In der Zwischenzeit irrt Nathan durch Tokio und trifft dabei Bagley und Simon Graham (einem Übersetzer und Fotografen) wieder. Als er beobachten muss wie der Sohn von Katsumoto von den Soldaten des Kaisers gedemütigt und dessen Waffen beraubt wird, entschließt er sich Katsumoto zu befreien und mit ihm zurück in die Berge zu ziehen und dem Kaiser zu trotzen. Bei der Befreiung stirbt Katsumotos Sohn den Tod eines Samurais.

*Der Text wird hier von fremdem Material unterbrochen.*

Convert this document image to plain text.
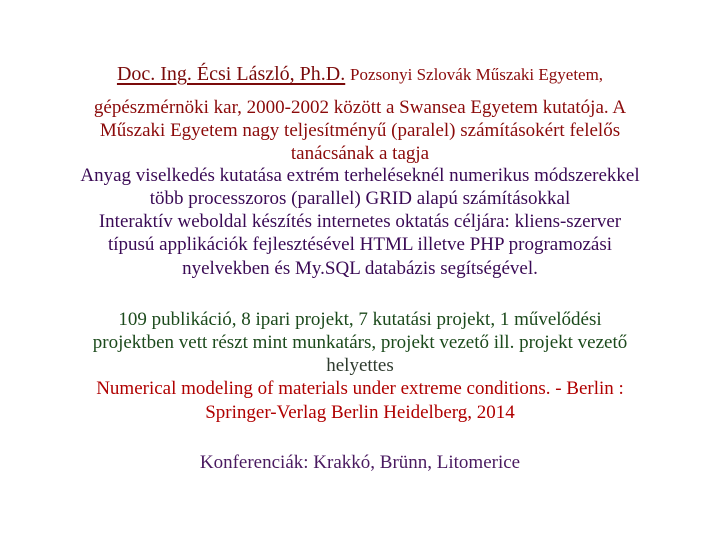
Doc. Ing. Écsi László, Ph.D. Pozsonyi Szlovák Műszaki Egyetem,
gépészmérnöki kar, 2000-2002 között a Swansea Egyetem kutatója. A
Műszaki Egyetem nagy teljesítményű (paralel) számításokért felelős
tanácsának a tagja
Anyag viselkedés kutatása extrém terheléseknél numerikus módszerekkel
több processzoros (parallel) GRID alapú számításokkal
Interaktív weboldal készítés internetes oktatás céljára: kliens-szerver
típusú applikációk fejlesztésével HTML illetve PHP programozási
nyelvekben és My.SQL databázis segítségével.
109 publikáció, 8 ipari projekt, 7 kutatási projekt, 1 művelődési
projektben vett részt mint munkatárs, projekt vezető ill. projekt vezető
helyettes
Numerical modeling of materials under extreme conditions. - Berlin :
Springer-Verlag Berlin Heidelberg, 2014
Konferenciák: Krakkó, Brünn, Litomerice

Zurück in den Bergen rüsten sich die Männer für den letzen Kampf der Samurai…

Meinung
Ein opulentes Meisterwerk das in meinen Augen hervorragend die Moral und Philosophie der alten Samurai einfängt. Vom Weg des Kriegers  über den 4 Tage zählenden Zyklus der fallenden Kirschblüten, einem fast heiligen Zeitraum in Japan der die Schönheit und den Tod des Lebens zeigt, bis hin zu den feinsten Nuancen des alltäglichen Lebens in Japan. Nathan beobachtet dies sehr gut: „Die Samurai scheinen ein Volk zu sein, das bis ins letzte Höflich ist, das ein sehr starkes Ehrgefühl besitzt aber nie seine Maske ablegt. Aber unter dieser Maske zeichnen sich extreme Gefühle ab die man erst erkennen muss.“
Der ganze Film ist vom Handlungsgerüst her sehr gut strukturiert, die Wandlung von Nathan Algren wirkt nicht übertrieben, wie man es aus anderen Filmen kennt. Viel mehr legte Zwick offensichtlich viel Wert darauf, dem Film auch viele stille Noten zu geben. Und von diesen stillen Augenblicken wird der Film getragen. Ja, die Kampfsequenzen sind sehr gut gelungen, die Schlachten  überzeugend doch alleine würde das den Film nicht zu dem machen, was er in meinen Augen ist.
Eine wundervolle Spiegelung des alten Japans, das sich auf dem Scheideweg zwischen Feudalismus und Industrialisierung befindet. Ein zum Teil sehr gefühlvoller Film. In einer Szene küsst Taka Nathan und anders als erwartet folgt keine heiße Liebesszene im Bett, nein, allein dieser stille Kuss zeigt die Empfindung der sonst so gefühlskalt wirkenden Japaner. Einfach und doch sagt es mehr aus als tausend Worte.